Aboojan

Personal information
- Full name: Aboojan
- Date of birth: 1943 (age 82–83)
- Place of birth: British India
- Position: Centre-forward

Youth career
- West Pakistan Sports Club

Senior career*
- Years: Team / Apps / (Gls)
- 1960s: Mohammedan Sporting / 27+ / (18+)
- 1960s: PWD
- 1960s: SGP

International career
- 1962: Pakistan Youth / 1+ / (1)

= Aboojan (footballer) =

Pakistani former footballer

Aboojan, alternatively spelled as Abujan, (born 1943) is a former Pakistani footballer, Aboojan was a part of the Pakistan Youth team in 1962.

== Club career ==
=== Early career ===
Aboojan began his career at the age of 15, participating in first division football tournament, he also toured Dacca, Bombay, and Saudi Arabia, with various clubs.
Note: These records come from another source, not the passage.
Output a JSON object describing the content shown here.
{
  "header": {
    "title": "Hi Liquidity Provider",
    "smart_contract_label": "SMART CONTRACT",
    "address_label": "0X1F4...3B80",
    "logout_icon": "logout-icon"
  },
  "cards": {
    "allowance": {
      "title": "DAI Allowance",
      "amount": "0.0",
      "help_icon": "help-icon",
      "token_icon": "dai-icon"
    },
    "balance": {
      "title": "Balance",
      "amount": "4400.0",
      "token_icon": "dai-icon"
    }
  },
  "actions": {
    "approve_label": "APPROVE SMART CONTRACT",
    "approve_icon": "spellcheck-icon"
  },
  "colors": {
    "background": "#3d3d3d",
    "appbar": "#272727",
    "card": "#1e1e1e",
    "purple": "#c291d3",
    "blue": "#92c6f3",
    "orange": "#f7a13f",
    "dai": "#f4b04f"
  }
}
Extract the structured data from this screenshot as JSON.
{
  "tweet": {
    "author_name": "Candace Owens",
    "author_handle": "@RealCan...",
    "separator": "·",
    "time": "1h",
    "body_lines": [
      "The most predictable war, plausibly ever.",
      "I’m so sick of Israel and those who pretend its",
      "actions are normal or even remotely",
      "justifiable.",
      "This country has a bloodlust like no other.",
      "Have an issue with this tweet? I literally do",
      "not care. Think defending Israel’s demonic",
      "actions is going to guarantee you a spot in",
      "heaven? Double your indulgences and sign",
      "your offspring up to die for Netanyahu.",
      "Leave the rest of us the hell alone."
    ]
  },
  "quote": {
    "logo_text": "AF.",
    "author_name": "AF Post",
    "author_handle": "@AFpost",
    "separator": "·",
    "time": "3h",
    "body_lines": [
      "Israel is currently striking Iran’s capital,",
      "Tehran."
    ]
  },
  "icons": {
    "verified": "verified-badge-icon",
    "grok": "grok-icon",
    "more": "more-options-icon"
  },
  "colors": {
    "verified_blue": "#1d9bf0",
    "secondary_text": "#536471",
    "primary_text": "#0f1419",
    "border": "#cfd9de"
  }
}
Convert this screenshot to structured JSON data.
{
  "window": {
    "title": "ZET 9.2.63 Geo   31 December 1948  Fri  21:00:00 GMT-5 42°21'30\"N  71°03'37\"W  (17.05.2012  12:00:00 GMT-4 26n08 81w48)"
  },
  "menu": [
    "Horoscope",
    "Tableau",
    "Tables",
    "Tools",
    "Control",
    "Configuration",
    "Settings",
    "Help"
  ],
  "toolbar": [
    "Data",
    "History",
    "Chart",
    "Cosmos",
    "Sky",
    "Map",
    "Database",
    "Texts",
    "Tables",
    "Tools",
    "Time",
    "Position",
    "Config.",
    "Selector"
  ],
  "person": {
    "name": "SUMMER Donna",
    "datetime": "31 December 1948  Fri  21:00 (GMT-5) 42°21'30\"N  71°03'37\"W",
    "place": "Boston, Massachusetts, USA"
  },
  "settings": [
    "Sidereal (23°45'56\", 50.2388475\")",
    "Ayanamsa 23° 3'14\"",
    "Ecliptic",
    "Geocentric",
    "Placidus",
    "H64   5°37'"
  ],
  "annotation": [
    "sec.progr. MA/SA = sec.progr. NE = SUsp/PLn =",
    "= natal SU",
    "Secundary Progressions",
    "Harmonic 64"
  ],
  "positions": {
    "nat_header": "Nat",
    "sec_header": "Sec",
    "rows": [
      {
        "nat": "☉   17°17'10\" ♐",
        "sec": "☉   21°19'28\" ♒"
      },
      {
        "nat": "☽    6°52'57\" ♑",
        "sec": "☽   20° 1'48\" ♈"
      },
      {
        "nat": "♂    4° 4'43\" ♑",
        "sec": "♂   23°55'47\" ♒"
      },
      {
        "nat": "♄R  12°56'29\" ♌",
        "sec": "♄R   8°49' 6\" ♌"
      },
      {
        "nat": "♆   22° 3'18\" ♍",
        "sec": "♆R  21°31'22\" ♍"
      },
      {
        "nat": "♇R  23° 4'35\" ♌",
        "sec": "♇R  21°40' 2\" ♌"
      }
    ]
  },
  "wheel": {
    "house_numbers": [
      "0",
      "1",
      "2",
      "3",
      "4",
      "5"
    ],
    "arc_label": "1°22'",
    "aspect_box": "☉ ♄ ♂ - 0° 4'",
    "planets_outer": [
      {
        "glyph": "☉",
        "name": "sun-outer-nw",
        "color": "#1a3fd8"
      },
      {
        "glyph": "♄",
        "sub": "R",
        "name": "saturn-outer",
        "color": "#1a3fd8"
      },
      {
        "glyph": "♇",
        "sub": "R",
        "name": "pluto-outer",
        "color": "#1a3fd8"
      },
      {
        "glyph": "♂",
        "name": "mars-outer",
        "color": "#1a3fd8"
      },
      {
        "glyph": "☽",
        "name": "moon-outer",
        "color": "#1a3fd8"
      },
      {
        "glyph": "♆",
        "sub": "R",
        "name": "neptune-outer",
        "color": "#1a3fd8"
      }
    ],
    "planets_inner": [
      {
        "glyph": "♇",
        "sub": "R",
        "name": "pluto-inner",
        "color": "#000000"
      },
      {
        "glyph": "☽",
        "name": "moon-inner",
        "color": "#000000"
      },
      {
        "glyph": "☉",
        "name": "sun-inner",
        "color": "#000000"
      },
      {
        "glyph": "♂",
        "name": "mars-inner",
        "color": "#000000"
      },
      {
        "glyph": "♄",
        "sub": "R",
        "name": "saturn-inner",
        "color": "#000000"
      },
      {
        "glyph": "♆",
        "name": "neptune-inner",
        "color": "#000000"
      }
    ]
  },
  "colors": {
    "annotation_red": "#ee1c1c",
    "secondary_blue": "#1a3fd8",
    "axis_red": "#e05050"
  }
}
He captained the West Pakistan Sports Club, and Government FC. During his playing career, he represented the Karachi Division at the National Football Championship.

=== Senior career ===
Later on, Aboojan joined Mohammedan Sporting, one of the leading team's of the Dacca Top-flight league. Creating a significant impact whenever brought on, scoring several goals for the club during his time. Before joining PWD, forming a solid partnership with fellow striker, Abdul Jabbar.

In addition, he represented the Sindh Government Press.

== International career ==
In 1962, Aboojan represented the Pakistan Youth team at the 1962 AFC Youth Championship. Where he scored a goal against Indonesia Youth on 21 April 1962, which resulted in a 3–0 win for Pakistan Youth.